Question Type 12: Initiating the two sample t-test with the hypothesis and critical region Exercises

Two independent normal populations with equal variances are sampled with $n_1 = 16$ and $n_2 = 16$. At the 10% significance level, test whether population 1 has a higher mean than population 2. State $H_0$, $H_1$, and the right-tailed critical region for the pooled two-sample t-test.

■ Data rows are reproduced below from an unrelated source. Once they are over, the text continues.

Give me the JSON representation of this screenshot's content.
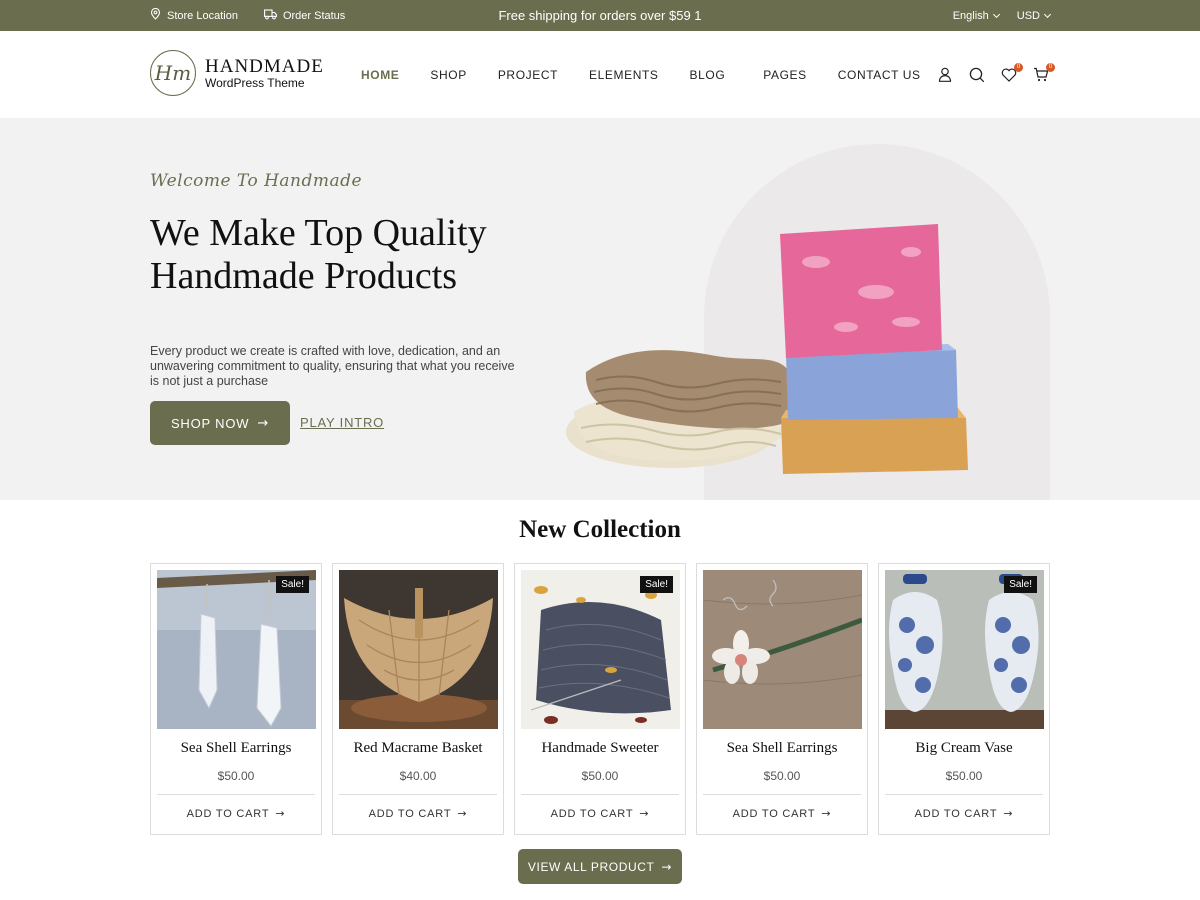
{
  "topbar": {
    "store_location": "Store Location",
    "order_status": "Order Status",
    "promo": "Free shipping for orders over $59 1",
    "language": "English",
    "currency": "USD"
  },
  "header": {
    "logo_mark": "Hm",
    "logo_title": "HANDMADE",
    "logo_subtitle": "WordPress Theme",
    "nav": [
      "HOME",
      "SHOP",
      "PROJECT",
      "ELEMENTS",
      "BLOG",
      "PAGES",
      "CONTACT US"
    ],
    "wishlist_count": "0",
    "cart_count": "0"
  },
  "hero": {
    "script": "Welcome To Handmade",
    "title": "We Make Top Quality Handmade Products",
    "description": "Every product we create is crafted with love, dedication, and an unwavering commitment to quality, ensuring that what you receive is not just a purchase",
    "shop_button": "SHOP NOW",
    "intro_link": "PLAY INTRO"
  },
  "collection": {
    "title": "New Collection",
    "sale_label": "Sale!",
    "add_to_cart": "ADD TO CART",
    "products": [
      {
        "name": "Sea Shell Earrings",
        "price": "$50.00",
        "sale": true
      },
      {
        "name": "Red Macrame Basket",
        "price": "$40.00",
        "sale": false
      },
      {
        "name": "Handmade Sweeter",
        "price": "$50.00",
        "sale": true
      },
      {
        "name": "Sea Shell Earrings",
        "price": "$50.00",
        "sale": false
      },
      {
        "name": "Big Cream Vase",
        "price": "$50.00",
        "sale": true
      }
    ],
    "view_all": "VIEW ALL PRODUCT"
  },
  "colors": {
    "brand": "#6a6e4e",
    "badge": "#d9582a"
  }
}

Two independent classes took the same short math quiz. Scores (out of 10) were:

• Class A: 5, 7, 6, 8, 7, 5, 9, 6, 7, 8, 6, 7
• Class B: 4, 6, 5, 7, 5, 4, 6, 5, 5, 6, 4, 5 Assuming normal populations with equal variances, at the 5% significance level, state suitable null and alternative hypotheses to test whether Class A’s mean is higher than Class B’s, and determine the critical region for the two-sample t-test.

Two independent production lines output lengths (cm) of a part:

• Line 1: 12, 13, 11, 15, 14, 12, 16, 13, 14, 12
• Line 2: 10, 14, 12, 13, 11, 12, 13, 12, 11, 13 Assuming normal populations with equal variances, at the 5% significance level, state $H_0$ and $H_1$ to test whether their means differ, and give the two-sided critical region for the two-sample t-test.

In comparing two independent normal populations with equal variances, you collect the following small samples:

• Sample 1: 9 observations
• Sample 2: 13 observations At the 5% significance level, test whether their means differ. State $H_0$, $H_1$, and give the two-sided critical region for the pooled two-sample t-test.

Two labs measured the concentration (ppm) of the same compound on independent samples:

• Lab X (n=13): 31, 29, 33, 28, 30, 32, 29, 31, 30, 28, 32, 30, 29
• Lab Y (n=13): 30, 28, 31, 27, 29, 30, 28, 30, 29, 27, 31, 29, 28 At the 10% significance level, assuming normal populations with equal variances, test whether the labs differ in mean concentration by stating $H_0$, $H_1$, and the two-sided critical region.

Two independent samples of completion times (minutes) were recorded:

• Method A: 22, 21, 19, 23, 20, 18, 21, 20, 19, 22, 20
• Method B: 24, 23, 21, 25, 22, 19, 24, 22, 21, 23, 22 Assuming normal populations with equal variances, test at the 10% level whether Method A has a lower mean time than Method B. State $H_0$, $H_1$, and the critical region for the two-sample t-test.

Two independent simple random samples of sizes $n_A = 8$ and $n_B = 8$ are taken from normal populations with equal variances. At the 1% significance level, test whether the population means are different by stating $H_0$, $H_1$, and the two-sided critical region for the two-sample t-test.

Two independent samples of sizes $n_1 = 16$ and $n_2 = 16$ will be compared. At the 1% significance level, assuming normal populations with equal variances, set up $H_0$, $H_1$ to test if the first population mean exceeds the second, and state the right-tailed critical region for the two-sample t-test.

Two independent normal populations with equal variances are sampled with $n_1 = 18$ and $n_2 = 18$. At the 2.5% significance level, test whether population 1 has a lower mean than population 2. State $H_0$, $H_1$, and the left-tailed critical region for the pooled two-sample t-test.

Two independent normal populations with equal variances are compared using samples of sizes $n_1 = 14$ and $n_2 = 14$. At the 2% significance level, test for a difference in means. State $H_0$, $H_1$, and give the two-sided critical region for the pooled two-sample t-test.

Two independent normal populations are compared using Welch’s two-sample t-test. Summary statistics: Group 1: $n_1 = 9$, sample standard deviation $s_1 = 4$; Group 2: $n_2 = 12$, sample standard deviation $s_2 = 6$. At the 5% level, test whether the means differ by stating $H_0$, $H_1$, and the two-sided critical region (use Welch–Satterthwaite degrees of freedom).

Two independent normal populations are compared with Welch’s two-sample t-test. Summary statistics: Group A: $n_A = 6$, $s_A = 8$; Group B: $n_B = 7$, $s_B = 3$. At the 5% significance level, test for a difference in means by stating $H_0$, $H_1$, computing the Welch degrees of freedom, and giving the two-sided critical region.